Benjamin qui quarante ans plus tard se retrouve sur le banc non pas des victimes mais des accusés. Son frère semble être sur la défensive. Que s'est-il passé ce jour là à Venise ? Pourquoi Benjamin se retrouve-t-il accusé et non plus victime ? Quelle a été sa vie durant quarante ans ? Et celle de Julien, privé de son jumeau, et celle de Clariceenperdreuncetaittoutperdre ?

“ Le malheur a été mon dieu. Je me suis allongé dans la boue. Je me suis séché à l'air du crime. Et j'ai joué de bons tours à la folie. De bons tours à la folie... Je vais les lire et les relire, ses vers, je n'en aurai jamais assez, quand bien même jamais est un vertige que l'on ne peut fixer. Arthur Rimbaud l'a su plus qu'un autre. Ses vers ne me consolent pas, ils me justifient, comme on le fait en un clic d'une page d'écriture toute de travers. ”

J'ai dévoré UnPur comme Le Gargouilleur a dévoré l'enfance de Benjamin. J'ai refermé ce livre, le cœur et la gorge noués. Les yeux embués de tant de non-dits, de tant de gâchis, de tant de pardon qu'on ne parvient à s'accorder. Mais peut-il en être autrement lorsque l'enfance et l'insouciance prennent fin brutalement ?
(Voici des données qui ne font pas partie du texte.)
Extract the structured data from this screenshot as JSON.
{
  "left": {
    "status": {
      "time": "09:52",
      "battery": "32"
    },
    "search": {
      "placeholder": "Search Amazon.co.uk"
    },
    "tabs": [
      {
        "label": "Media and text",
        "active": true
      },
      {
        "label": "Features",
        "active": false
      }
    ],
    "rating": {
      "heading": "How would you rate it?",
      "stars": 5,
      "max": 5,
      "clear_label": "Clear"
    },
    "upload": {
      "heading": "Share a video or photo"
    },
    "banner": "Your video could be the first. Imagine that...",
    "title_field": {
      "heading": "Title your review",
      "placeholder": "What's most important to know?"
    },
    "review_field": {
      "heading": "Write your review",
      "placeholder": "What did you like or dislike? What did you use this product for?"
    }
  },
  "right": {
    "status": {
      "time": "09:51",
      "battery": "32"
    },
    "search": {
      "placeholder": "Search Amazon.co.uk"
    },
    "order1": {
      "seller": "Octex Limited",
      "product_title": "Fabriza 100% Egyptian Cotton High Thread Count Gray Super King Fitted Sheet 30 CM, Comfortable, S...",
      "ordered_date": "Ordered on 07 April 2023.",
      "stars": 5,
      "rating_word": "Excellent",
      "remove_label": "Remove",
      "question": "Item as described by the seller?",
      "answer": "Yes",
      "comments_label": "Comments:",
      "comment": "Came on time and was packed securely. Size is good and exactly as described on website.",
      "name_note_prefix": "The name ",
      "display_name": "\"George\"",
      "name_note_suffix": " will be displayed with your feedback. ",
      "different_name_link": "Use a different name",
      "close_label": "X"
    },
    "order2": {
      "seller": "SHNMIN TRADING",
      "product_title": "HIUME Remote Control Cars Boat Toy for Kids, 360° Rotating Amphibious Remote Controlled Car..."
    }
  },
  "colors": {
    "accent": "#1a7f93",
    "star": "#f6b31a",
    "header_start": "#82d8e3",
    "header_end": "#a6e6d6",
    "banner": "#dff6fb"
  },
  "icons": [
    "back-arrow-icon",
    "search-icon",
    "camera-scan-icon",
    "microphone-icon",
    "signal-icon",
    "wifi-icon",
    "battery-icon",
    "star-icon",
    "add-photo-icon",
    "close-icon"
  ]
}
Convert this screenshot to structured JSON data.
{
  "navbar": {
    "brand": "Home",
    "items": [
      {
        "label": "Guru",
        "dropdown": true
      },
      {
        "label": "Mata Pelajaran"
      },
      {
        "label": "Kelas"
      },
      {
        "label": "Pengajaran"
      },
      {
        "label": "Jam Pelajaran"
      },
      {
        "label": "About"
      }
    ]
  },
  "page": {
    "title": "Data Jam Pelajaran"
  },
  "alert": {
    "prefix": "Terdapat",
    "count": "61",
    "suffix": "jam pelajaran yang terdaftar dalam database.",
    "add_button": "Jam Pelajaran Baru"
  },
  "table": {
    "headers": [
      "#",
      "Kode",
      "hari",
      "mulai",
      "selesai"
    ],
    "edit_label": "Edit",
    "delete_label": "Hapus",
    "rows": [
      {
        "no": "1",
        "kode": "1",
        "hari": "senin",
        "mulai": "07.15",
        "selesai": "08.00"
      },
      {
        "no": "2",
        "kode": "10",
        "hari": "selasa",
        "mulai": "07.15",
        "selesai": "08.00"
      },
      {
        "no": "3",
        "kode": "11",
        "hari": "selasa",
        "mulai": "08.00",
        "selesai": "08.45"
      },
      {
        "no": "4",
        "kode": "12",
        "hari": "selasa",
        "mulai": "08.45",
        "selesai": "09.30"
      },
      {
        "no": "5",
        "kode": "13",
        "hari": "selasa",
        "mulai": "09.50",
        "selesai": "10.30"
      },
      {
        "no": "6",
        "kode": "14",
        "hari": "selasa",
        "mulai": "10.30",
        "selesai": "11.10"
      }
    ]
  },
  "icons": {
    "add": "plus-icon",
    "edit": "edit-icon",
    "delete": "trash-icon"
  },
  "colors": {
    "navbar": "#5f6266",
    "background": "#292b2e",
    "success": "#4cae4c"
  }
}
Dans ces lieux que j'ai arpenté, chacune des images me sont immédiatement revenues en mémoire. Venise, Rome. Ces villes lumières qui s'assombrissent d'un coup. A coup de violence.
On pourrait évidemment penser deviner rapidement les faits. Moi-même j'ai cru avoir compris. Je me suis fait bernée. Rouler dans la farine. Ou plutôt dans le sable, comme celui que collectionne Julien. Mais loin d'avoir choisi la facilité, Isabelle Desquelles, à travers la voix de Benjamin, aborde sans détour un sujet tabou et ne laisse aucun répit au lecteur, comme cette famille n'en a eu aucun, comme Benjamin n'en a eu aucun. C'est dur, incisif, déchirant, parfois insoutenable tout en étant extrêmement sensible. On évolue avec Benjamin, à mesure que les pages s'enchaînent, les mots changent, se transforment, comme lui grandit ou plutôt comme il tente de le faire. Et en même temps, on garde ce recul, on se questionne, les pourquoi fusent avant de comprendre, à la toute fin. Comme Isabelle Desesquelles sait si bien le faire.

“ Garder ce qui disparaît, c'est l'oeuvre d'une vie. C'est notre enfance. ”

UnPur est ce roman de l'enfance fracassée, violée. Des souvenirs gravés qui inconsciemment se répercutent sur nos actes. Il est ce roman de la culpabilité qui ronge, des silences. Des silences coupables. De la construction d'une vie amputée. Des désirs et des corps aussi. Des pulsions. De la trahison et l'impossible pardon, envers soi-même avant tout. Il est ce roman de ce que l'on aimerait retrouver mais qui est perdu à jamais. 
Encore une fois, Isabelle Desesquelles jongle avec les fragilités de l'être, les mouvances. Elle se fait la voix de tout ceux a qui l'on arrache le bonheur et c'est parfaitement maîtrisé.